With NetworkX, I now create a graph object by using the function to read from a Pandas dataframe, identified as an edgelist that displays connections from organizations to categories. Organizations here are the Parliamentary groups asking the questions or Commission services answering the questions, and categories are a coding scheme of frames that identify brain drain as a specific type of problem and suggested solutions to the problem. I also read the dates associated with each occurence of a statement to timestamp all the edges. The "STAGE" attribute groups dates into stages 1, 2, or 3 as identified in the table showing the total amount of questions. I can also store the actual text of each statement as metadat for each edge.

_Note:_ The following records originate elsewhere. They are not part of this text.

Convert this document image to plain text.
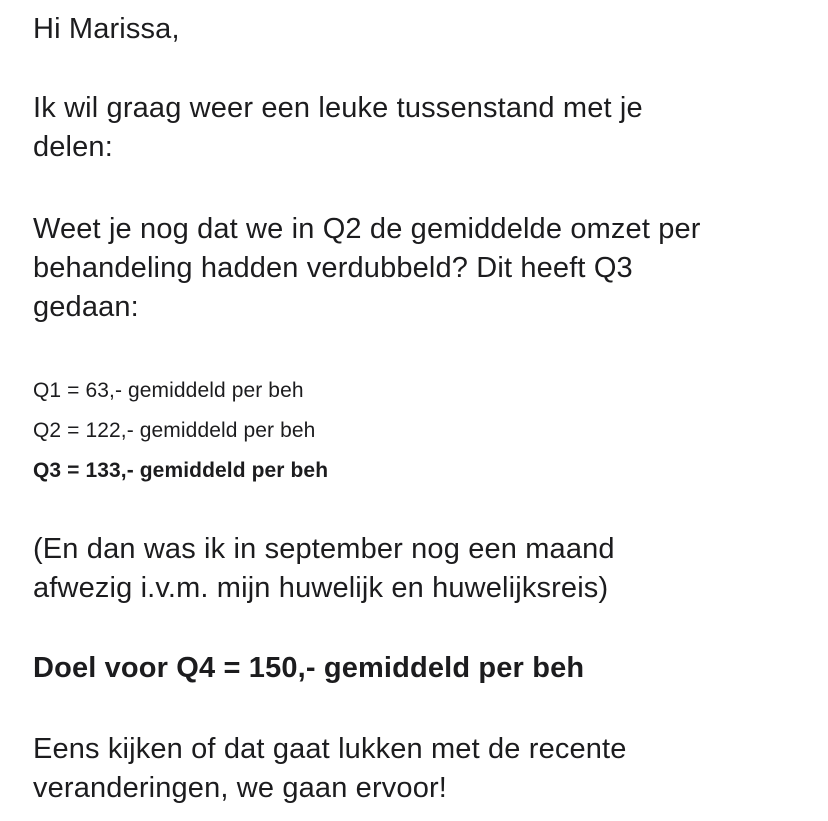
Hi Marissa,
Ik wil graag weer een leuke tussenstand met je
delen:
Weet je nog dat we in Q2 de gemiddelde omzet per
behandeling hadden verdubbeld? Dit heeft Q3
gedaan:
Q1 = 63,- gemiddeld per beh
Q2 = 122,- gemiddeld per beh
Q3 = 133,- gemiddeld per beh
(En dan was ik in september nog een maand
afwezig i.v.m. mijn huwelijk en huwelijksreis)
Doel voor Q4 = 150,- gemiddeld per beh
Eens kijken of dat gaat lukken met de recente
veranderingen, we gaan ervoor!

The printed info tells us that the amount of edges corresponds to the number of statements I identified (the number of rows in the dataframe), and the amount of nodes corresponds to the number of organizations plus frames. I use MultiGraph to allow several edges to exist between the same nodes. 

In [33]:
G = nx.from_pandas_edgelist(df,
                            source="ORGANIZATION",
                            target="CATEGORY",
                            edge_attr=["STAGE", "TEXT", "DATE"],
                            create_using=nx.MultiGraph(),
                            )

print(nx.info(G))

Name: 
Type: MultiGraph
Number of nodes: 53
Number of edges: 675
Average degree:  25.4717


The graph should be a two-mode network where all organizations connect only to categories. We can check for this with the nx.is_bipartite() function. If it returns "True", the graph is bipartite.

In [34]:
nx.is_bipartite(G)

True

We can also check to see whether the edges are correctly timestamped by listing the edges and reading their associated data. (Slicing to just check the first 5 entries.)

In [35]:
list(G.edges(data=True))[:5]

[('EPP',
  'Problem - Third country emigration',
  {'DATE': Timestamp('1999-02-11 00:00:00'),
   'STAGE': 1,
   'TEXT': 'Participation in international education and training on the one hand, and the demand from companies for qualified staff with international experience on the other, have stimulated interest in working abroad amongst young scientists. The USA is the principal destination of European emigrants, and most of them have executive and management posts. It should also be stressed that approximately 50 % of all Europeans who complete a degree in the USA remain in that country for a longer period, and even for good, with European Ph.Ds staying there much longer on average than their Korean or Japanese counterparts'}),
 ('EPP',
  'Problem - Third country emigration',
  {'DATE': Timestamp('2003-04-02 00:00:00'),
   'STAGE': 1,
   'TEXT': 'According to a recent Commission report, nearly 75 % of European PhD students in the United States envisage staying there after gaining their 

### Storing node attributes

I should find out which nodes are categories and which are persons. I can use NetworkX's bipartite algorithms for this. 

In [36]:
bottom_nodes, top_nodes = bipartite.sets(G)
print(list(bottom_nodes))
print(list(top_nodes))

['DG Regio', 'EPP', 'DG Research', 'ALDE', 'DG Home', 'DG Sanco', 'DG Trade', 'ITS', 'European Council', 'ECR', 'Greens/EFA', 'EFD', 'European Commission', 'DG EAC', 'DG Employment', 'ENF', 'DG Justice', 'UEN', 'GUE/NGL', 'EFDD', 'DG Development', 'S&D', 'External Action', 'Independent', 'DG Enlargement', 'DG Ecfin']
['Solution - Refutation', 'Problem - Southern drain', 'Solution - Job creation', 'Solution - Restrict mobility', 'Solution - R&D', 'Problem - Economic crisis', 'Problem - Skills and training', 'Problem - R&D', 'Problem - Shortages', 'Problem - Eastern drain', 'Solution - Skills and training', 'Problem - Competitiveness', 'Solution - Member States', 'Problem - Demographics', 'Solution - Austerity', 'Solution - Private sector', 'Solution - Harmonization', 'Problem - Working conditions', 'Problem - Youth unemployment', 'Solution - Cohesion policy', 'Solution - Working conditions', 'Problem - Third country emigration', 'Problem - Austerity', 'Solution - Increase mobility', 'So

Looking at the lists, we can see that bottom_nodes are organizations and top_nodes are frames. 

In [42]:
organizations = bottom_nodes
frames = top_nodes
print('Number of organizations: ' + str(len(organizations)))
print('Number of frames: ' + str(len(frames)))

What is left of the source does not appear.